(Tyler Morgan) #1

I set up a tabular learner with with 30k samples, 20k of which I set aside for validation, giving me 10k for training. When I fit the model and return the training predictions I get a list with two tensors both with 9984 elements, instead of 10k as I’d expect. When I run it for the validation set I get 20k elements.

I’m using the following method calls to get the predictions for training and validation respectively:
learn.get_preds(ds_type=DatasetType.Train) learn.get_preds(ds_type=DatasetType.Valid)

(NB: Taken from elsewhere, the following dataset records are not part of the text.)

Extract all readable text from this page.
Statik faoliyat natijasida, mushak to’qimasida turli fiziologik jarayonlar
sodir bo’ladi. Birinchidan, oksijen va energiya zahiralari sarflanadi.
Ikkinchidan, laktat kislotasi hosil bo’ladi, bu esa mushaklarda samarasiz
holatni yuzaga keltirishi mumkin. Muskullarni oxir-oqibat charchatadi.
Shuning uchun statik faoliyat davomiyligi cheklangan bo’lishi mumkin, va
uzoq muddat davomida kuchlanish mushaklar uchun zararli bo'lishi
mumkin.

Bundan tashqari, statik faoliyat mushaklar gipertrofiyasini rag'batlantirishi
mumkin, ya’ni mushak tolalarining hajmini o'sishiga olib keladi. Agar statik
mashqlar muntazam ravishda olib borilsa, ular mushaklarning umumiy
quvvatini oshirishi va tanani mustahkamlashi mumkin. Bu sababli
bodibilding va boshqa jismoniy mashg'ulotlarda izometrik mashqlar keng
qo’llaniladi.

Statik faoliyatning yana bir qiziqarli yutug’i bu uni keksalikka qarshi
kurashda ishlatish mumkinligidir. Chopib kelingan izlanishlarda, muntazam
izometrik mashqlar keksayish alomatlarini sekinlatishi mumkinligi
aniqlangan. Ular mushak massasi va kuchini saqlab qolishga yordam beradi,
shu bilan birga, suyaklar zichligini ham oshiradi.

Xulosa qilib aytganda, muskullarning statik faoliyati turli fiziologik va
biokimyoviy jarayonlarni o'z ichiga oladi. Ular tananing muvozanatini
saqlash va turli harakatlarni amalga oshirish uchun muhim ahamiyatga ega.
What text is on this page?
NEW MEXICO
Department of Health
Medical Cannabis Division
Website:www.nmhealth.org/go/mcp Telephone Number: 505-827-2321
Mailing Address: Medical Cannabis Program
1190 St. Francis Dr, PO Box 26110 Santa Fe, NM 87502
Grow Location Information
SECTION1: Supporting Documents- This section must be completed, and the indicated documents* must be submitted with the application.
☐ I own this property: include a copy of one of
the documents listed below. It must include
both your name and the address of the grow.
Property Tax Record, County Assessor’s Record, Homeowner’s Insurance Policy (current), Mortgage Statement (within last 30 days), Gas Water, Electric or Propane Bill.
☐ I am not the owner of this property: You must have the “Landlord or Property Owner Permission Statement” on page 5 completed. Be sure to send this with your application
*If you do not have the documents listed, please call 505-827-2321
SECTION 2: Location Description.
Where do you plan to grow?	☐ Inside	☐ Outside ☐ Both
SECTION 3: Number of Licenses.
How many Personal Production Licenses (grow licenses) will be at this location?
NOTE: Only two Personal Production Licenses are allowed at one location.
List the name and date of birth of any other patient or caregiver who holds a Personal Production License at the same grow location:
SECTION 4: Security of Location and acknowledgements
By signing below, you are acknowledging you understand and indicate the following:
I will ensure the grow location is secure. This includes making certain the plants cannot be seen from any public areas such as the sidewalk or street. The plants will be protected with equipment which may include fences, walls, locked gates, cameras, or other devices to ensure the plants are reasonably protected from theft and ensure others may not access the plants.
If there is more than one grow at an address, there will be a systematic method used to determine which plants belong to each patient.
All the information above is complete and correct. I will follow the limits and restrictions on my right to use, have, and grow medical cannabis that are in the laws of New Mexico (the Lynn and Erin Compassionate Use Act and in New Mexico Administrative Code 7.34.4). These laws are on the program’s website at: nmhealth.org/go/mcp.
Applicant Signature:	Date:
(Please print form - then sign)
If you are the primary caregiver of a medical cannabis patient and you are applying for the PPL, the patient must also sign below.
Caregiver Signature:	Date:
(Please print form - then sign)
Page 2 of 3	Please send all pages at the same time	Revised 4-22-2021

I’m not sure what’s going on. I’m assuming that the learner is dropping rows for some reason – maybe as part of the preprocessing? I’m hoping that someone can lead me towards why this happening.

The training dataloader drops the last batch if it doesn’t have bs elements. That’s because small batches lead to instability in training, particularly with BatchNorm. With a batch of size 1 we would even get an error from pytorch.

If you want all your training data, you can ask DataSet.Fix, which is the training set with shuffle=False and drop_last=False, ideal for evaluation.

(Tyler Morgan) #3

Thanks for the knowledge! I’ll give this a shot.

(Tyler Morgan) #4

Here’s some clarification for anyone else coming alter – DataSet.Fix is the training set and it already has shuffle=False and drop_last=False. I read the original comment incorrectly as I needed to set run DataSet.Fix and set shuffle=False and drop_last=False somewhere. Just run get_preds(ds_type=DatasetType.Fix) on your learner and you’re good to go!

TIL trying to compare unshuffled actuals to shuffled predictions gives you some really terrible results:sweat_smile:

(Avi A) #5

Thanks! This is exactly what I needed as well. Does this work predict only on the data in the training set but also on the data in the valid/test sets?


The validation and test set aren’t shuffled.

(Avi A) #7

yes, that makes a lot of sense. Thanks Sylvain!